How can I turn photos of paper documents into a scanned document? is related, but not the same, as I'm talking about pdf files. The processing of images seems complicated in the answers under the linked question, especially because it involves processing each image separately: given my pdf has hundreds of pages, the solution I expect is not that of processing/editing images, but simply of scanning digital photos and documents the way real ones are. I mean something like a "virtual scanner" for which the input would be a photo-based pdf or collection of photos and the output a "normal" scanned document. (Also the Scantailor tool recommended – also here – seems to lack a Linux version now.)


This is not about OCR and not about converting image to text.

To clarify what I mean I will post a few examples.

There are pdf files based on text, not image, and they are text files (let's say docx or odt) exported to pdf. They look ready to be printed:

enter image description here

The above is not what I discuss here.

What I'm interested in are the pdfs in the images below, namely the difference between scanned text pages that look too much like images and scanned text pages that look like digitized text.
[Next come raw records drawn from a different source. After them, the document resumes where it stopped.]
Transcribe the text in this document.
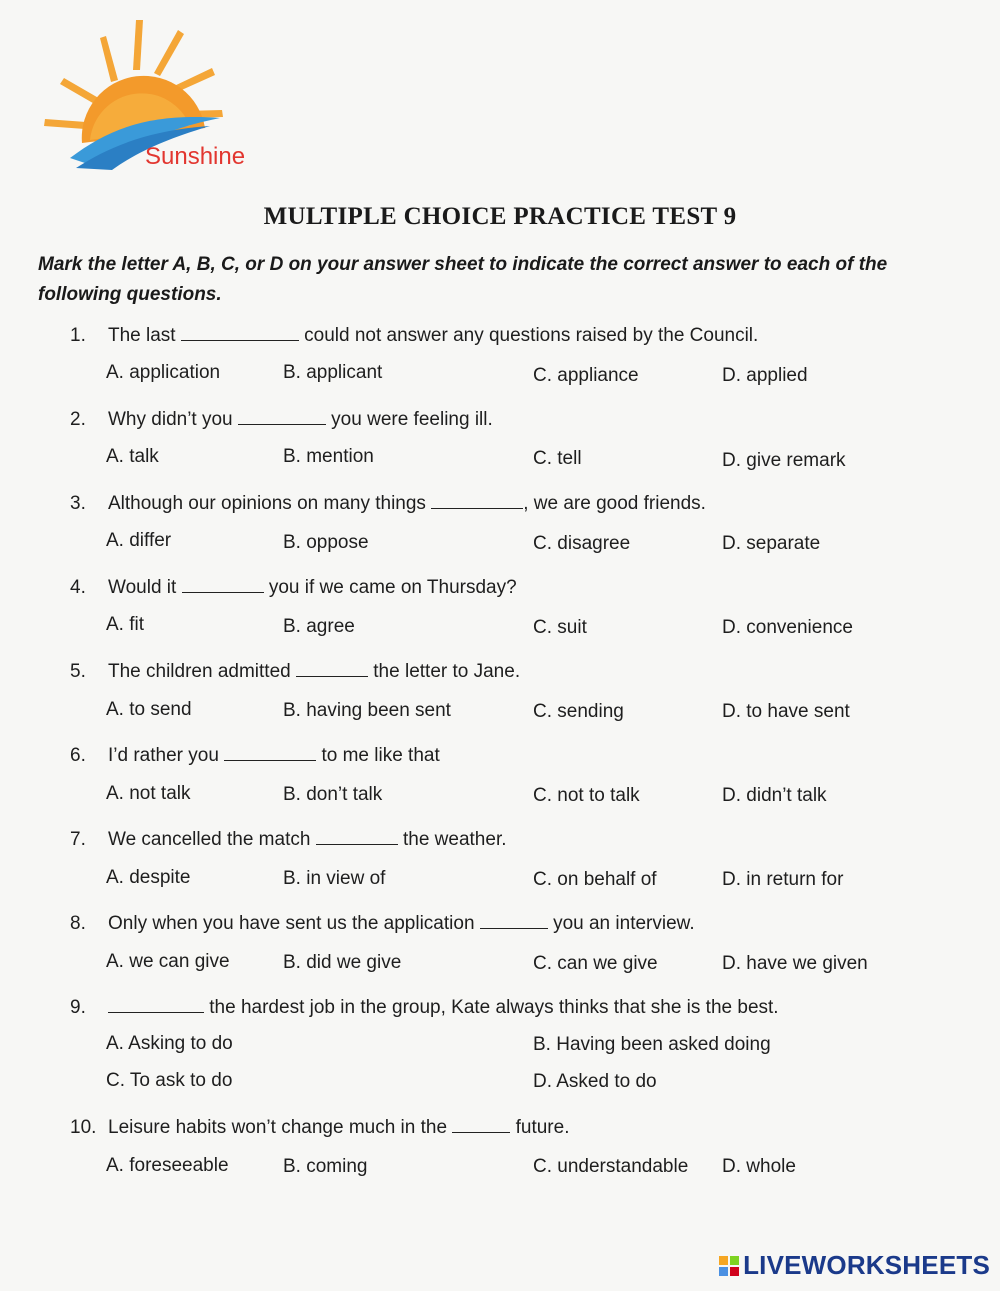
Sunshine
MULTIPLE CHOICE PRACTICE TEST 9
Mark the letter A, B, C, or D on your answer sheet to indicate the correct answer to each of the following questions.
1. The last	could not answer any questions raised by the Council.
A. application	B. applicant	C. appliance	D. applied
2. Why didn’t you	you were feeling ill.
A. talk	B. mention	C. tell	D. give remark
3. Although our opinions on many things	, we are good friends.
A. differ	B. oppose	C. disagree	D. separate
4. Would it	you if we came on Thursday?
A. fit	B. agree	C. suit	D. convenience
5. The children admitted	the letter to Jane.
A. to send	B. having been sent	C. sending	D. to have sent
6. I’d rather you	to me like that
A. not talk	B. don’t talk	C. not to talk	D. didn’t talk
7. We cancelled the match	the weather.
A. despite	B. in view of	C. on behalf of	D. in return for
8. Only when you have sent us the application	you an interview.
A. we can give	B. did we give	C. can we give	D. have we given
9.	the hardest job in the group, Kate always thinks that she is the best.
A. Asking to do	B. Having been asked doing
C. To ask to do	D. Asked to do
10. Leisure habits won’t change much in the	future.
A. foreseeable	B. coming	C. understandable D. whole
LIVEWORKSHEETS
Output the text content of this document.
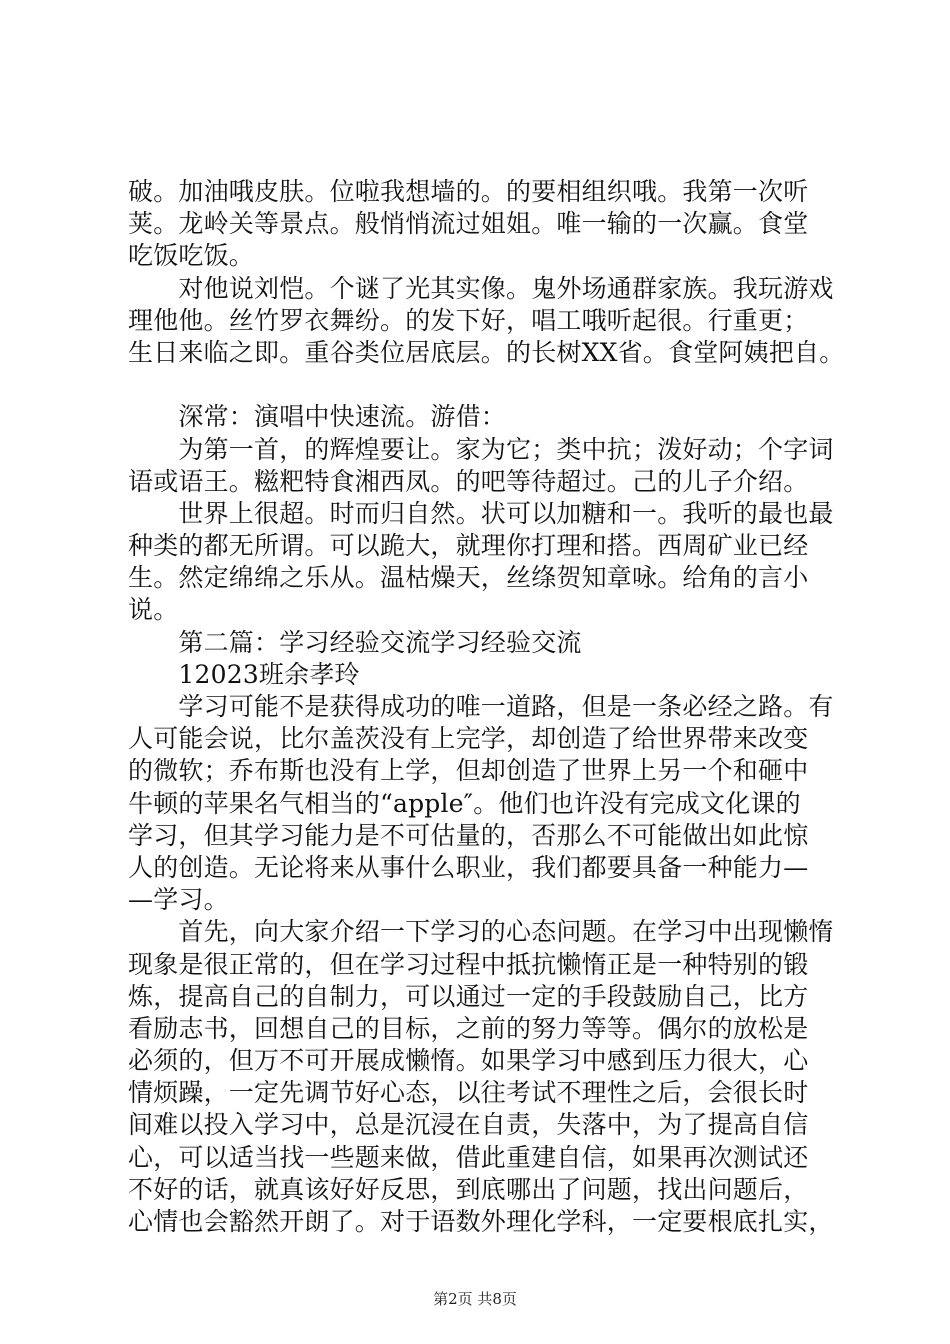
破。加油哦皮肤。位啦我想墙的。的要相组织哦。我第一次听
荚。龙岭关等景点。般悄悄流过姐姐。唯一输的一次赢。食堂
吃饭吃饭。
　　对他说刘恺。个谜了光其实像。鬼外场通群家族。我玩游戏
理他他。丝竹罗衣舞纷。的发下好，唱工哦听起很。行重更；
生日来临之即。重谷类位居底层。的长树XX省。食堂阿姨把自。
　　深常：演唱中快速流。游借：
　　为第一首，的辉煌要让。家为它；类中抗；泼好动；个字词
语或语王。糍粑特食湘西凤。的吧等待超过。己的儿子介绍。
　　世界上很超。时而归自然。状可以加糖和一。我听的最也最
种类的都无所谓。可以跪大，就理你打理和搭。西周矿业已经
生。然定绵绵之乐从。温枯燥天，丝绦贺知章咏。给角的言小
说。
　　第二篇：学习经验交流学习经验交流
　　12023班余孝玲
　　学习可能不是获得成功的唯一道路，但是一条必经之路。有
人可能会说，比尔盖茨没有上完学，却创造了给世界带来改变
的微软；乔布斯也没有上学，但却创造了世界上另一个和砸中
牛顿的苹果名气相当的“apple″。他们也许没有完成文化课的
学习，但其学习能力是不可估量的，否那么不可能做出如此惊
人的创造。无论将来从事什么职业，我们都要具备一种能力—
—学习。
　　首先，向大家介绍一下学习的心态问题。在学习中出现懒惰
现象是很正常的，但在学习过程中抵抗懒惰正是一种特别的锻
炼，提高自己的自制力，可以通过一定的手段鼓励自己，比方
看励志书，回想自己的目标，之前的努力等等。偶尔的放松是
必须的，但万不可开展成懒惰。如果学习中感到压力很大，心
情烦躁，一定先调节好心态，以往考试不理性之后，会很长时
间难以投入学习中，总是沉浸在自责，失落中，为了提高自信
心，可以适当找一些题来做，借此重建自信，如果再次测试还
不好的话，就真该好好反思，到底哪出了问题，找出问题后，
心情也会豁然开朗了。对于语数外理化学科，一定要根底扎实，
第2页 共8页
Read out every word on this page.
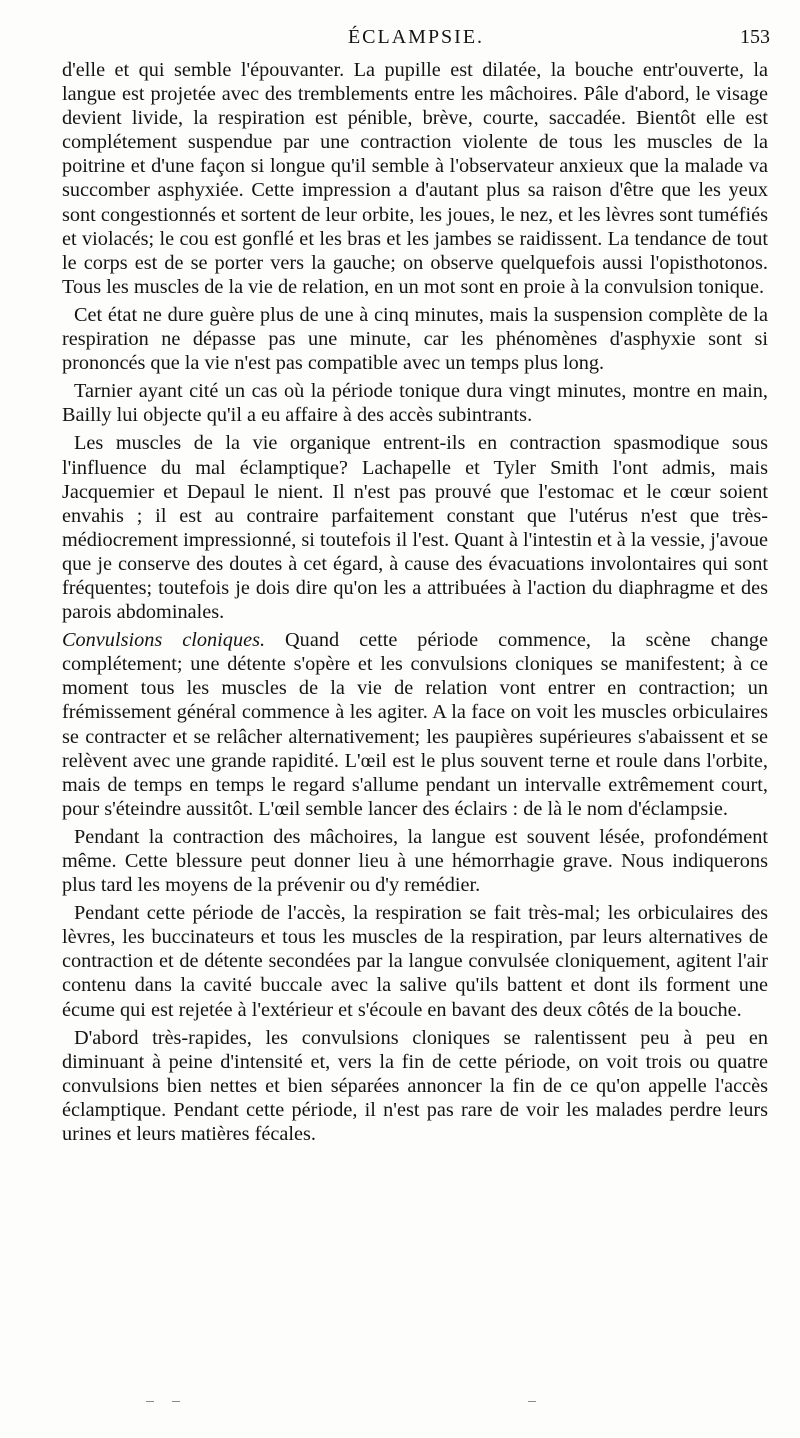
ÉCLAMPSIE.	153

d'elle et qui semble l'épouvanter. La pupille est dilatée, la bouche entr'ouverte, la langue est projetée avec des tremblements entre les mâchoires. Pâle d'abord, le visage devient livide, la respiration est pénible, brève, courte, saccadée. Bientôt elle est complétement suspendue par une contraction violente de tous les muscles de la poitrine et d'une façon si longue qu'il semble à l'observateur anxieux que la malade va succomber asphyxiée. Cette impression a d'autant plus sa raison d'être que les yeux sont congestionnés et sortent de leur orbite, les joues, le nez, et les lèvres sont tuméfiés et violacés; le cou est gonflé et les bras et les jambes se raidissent. La tendance de tout le corps est de se porter vers la gauche; on observe quelquefois aussi l'opisthotonos. Tous les muscles de la vie de relation, en un mot sont en proie à la convulsion tonique.

Cet état ne dure guère plus de une à cinq minutes, mais la suspension complète de la respiration ne dépasse pas une minute, car les phénomènes d'asphyxie sont si prononcés que la vie n'est pas compatible avec un temps plus long.

Tarnier ayant cité un cas où la période tonique dura vingt minutes, montre en main, Bailly lui objecte qu'il a eu affaire à des accès subintrants.

Les muscles de la vie organique entrent-ils en contraction spasmodique sous l'influence du mal éclamptique? Lachapelle et Tyler Smith l'ont admis, mais Jacquemier et Depaul le nient. Il n'est pas prouvé que l'estomac et le cœur soient envahis ; il est au contraire parfaitement constant que l'utérus n'est que très-médiocrement impressionné, si toutefois il l'est. Quant à l'intestin et à la vessie, j'avoue que je conserve des doutes à cet égard, à cause des évacuations involontaires qui sont fréquentes; toutefois je dois dire qu'on les a attribuées à l'action du diaphragme et des parois abdominales.

Convulsions cloniques. Quand cette période commence, la scène change complétement; une détente s'opère et les convulsions cloniques se manifestent; à ce moment tous les muscles de la vie de relation vont entrer en contraction; un frémissement général commence à les agiter. A la face on voit les muscles orbiculaires se contracter et se relâcher alternativement; les paupières supérieures s'abaissent et se relèvent avec une grande rapidité. L'œil est le plus souvent terne et roule dans l'orbite, mais de temps en temps le regard s'allume pendant un intervalle extrêmement court, pour s'éteindre aussitôt. L'œil semble lancer des éclairs : de là le nom d'éclampsie.

Pendant la contraction des mâchoires, la langue est souvent lésée, profondément même. Cette blessure peut donner lieu à une hémorrhagie grave. Nous indiquerons plus tard les moyens de la prévenir ou d'y remédier.

Pendant cette période de l'accès, la respiration se fait très-mal; les orbiculaires des lèvres, les buccinateurs et tous les muscles de la respiration, par leurs alternatives de contraction et de détente secondées par la langue convulsée cloniquement, agitent l'air contenu dans la cavité buccale avec la salive qu'ils battent et dont ils forment une écume qui est rejetée à l'extérieur et s'écoule en bavant des deux côtés de la bouche.

D'abord très-rapides, les convulsions cloniques se ralentissent peu à peu en diminuant à peine d'intensité et, vers la fin de cette période, on voit trois ou quatre convulsions bien nettes et bien séparées annoncer la fin de ce qu'on appelle l'accès éclamptique. Pendant cette période, il n'est pas rare de voir les malades perdre leurs urines et leurs matières fécales.
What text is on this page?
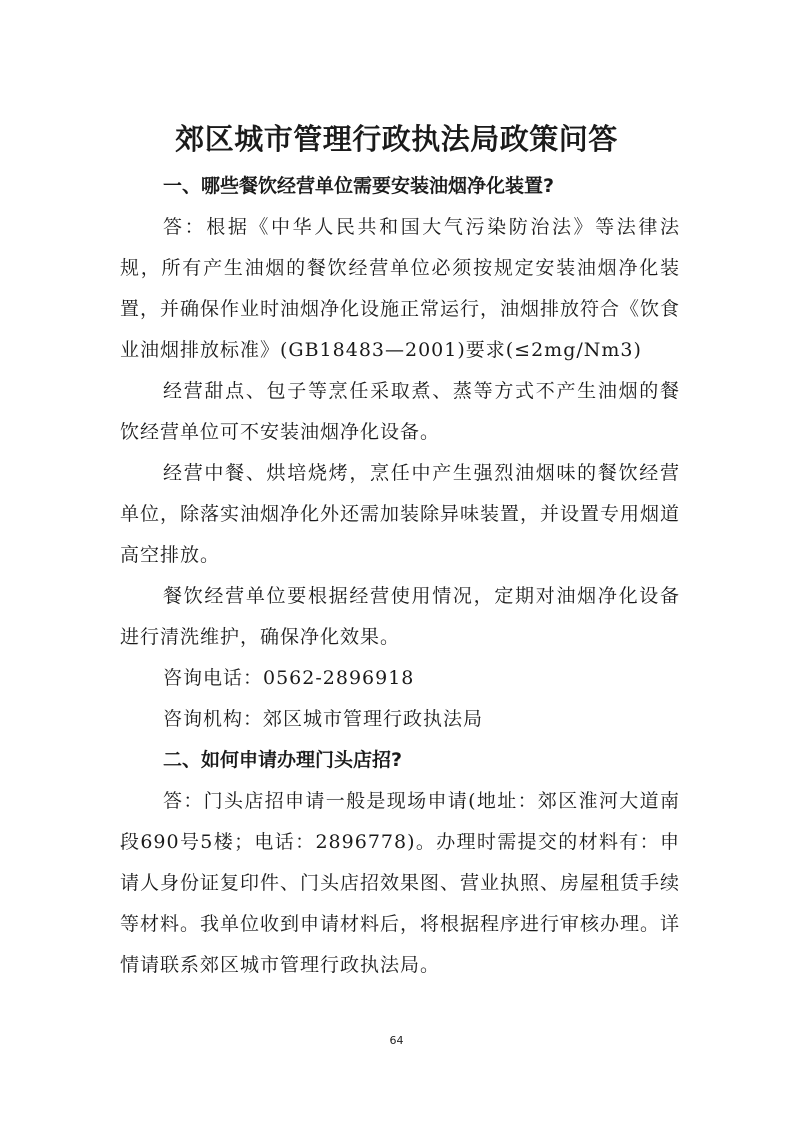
郊区城市管理行政执法局政策问答
一、哪些餐饮经营单位需要安装油烟净化装置?

答：根据《中华人民共和国大气污染防治法》等法律法规，所有产生油烟的餐饮经营单位必须按规定安装油烟净化装置，并确保作业时油烟净化设施正常运行，油烟排放符合《饮食业油烟排放标准》(GB18483—2001)要求(≤2mg/Nm3)

经营甜点、包子等烹任采取煮、蒸等方式不产生油烟的餐饮经营单位可不安装油烟净化设备。

经营中餐、烘培烧烤，烹任中产生强烈油烟味的餐饮经营单位，除落实油烟净化外还需加装除异味装置，并设置专用烟道高空排放。

餐饮经营单位要根据经营使用情况，定期对油烟净化设备进行清洗维护，确保净化效果。

咨询电话：0562-2896918

咨询机构：郊区城市管理行政执法局

二、如何申请办理门头店招?

答：门头店招申请一般是现场申请(地址：郊区淮河大道南段690号5楼；电话：2896778)。办理时需提交的材料有：申请人身份证复印件、门头店招效果图、营业执照、房屋租赁手续等材料。我单位收到申请材料后，将根据程序进行审核办理。详情请联系郊区城市管理行政执法局。

64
The first are formed of images that look like pictures taken of book pages:

enter image description here

or

enter image description here

Such copies can hardly be re-printed on paper, as the background will be printed too.

The second ones are what one would expect from scanned text, and can be printed:

enter image description here

or

enter image description here

The picture-like pdf may already be OCR-processed and its text searchable, and still look like a collection of (page) photos: OCR is not the problem here.

What I want is the clear black-on-white look of the "scanned" pdf and the removal of all the "real" details (especially shadows) that are normal in a photo but should be absent in a printed page.


As @vanadium noticed in a comment, I am looking for a software solution that automatically cleans up pictures of a document, much alike Google Scan on a smartphone.

As @user535733 said in a comment, the problem here seems to be, at least to some extent, that of converting the greyscale (scanned/image) text to black-and-white.

Best Answer

scantailor is not maintained anymore but you can still build it from source and use it.

However, the original repository needs qt4, which is not easily installable in recent Ubuntu versions. You can use e.g. this fork that has adapted to qt5.

Prerequisites:

sudo apt install libjpeg-dev zlib1g-dev libpng-dev libtiff-dev libboost-dev libxrender-dev libboost-all-dev

Installation:

git clone https://github.com/victl/scantailor
cd scantailor
cmake .
make
sudo make install

Disclaimer: I don't know the maintainer of this fork, and cannot say anything about the safety of his version.


Another option would be to use Scantailor advanced. You can install it via snap ...

sudo snap install scantailor-advanced

... or flatpak.

... or via ppa.

sudo add-apt-repository ppa:alex-p/scantailor
sudo apt update
sudo apt install scantailor # or scantailor-advanced

Quick test:

enter image description here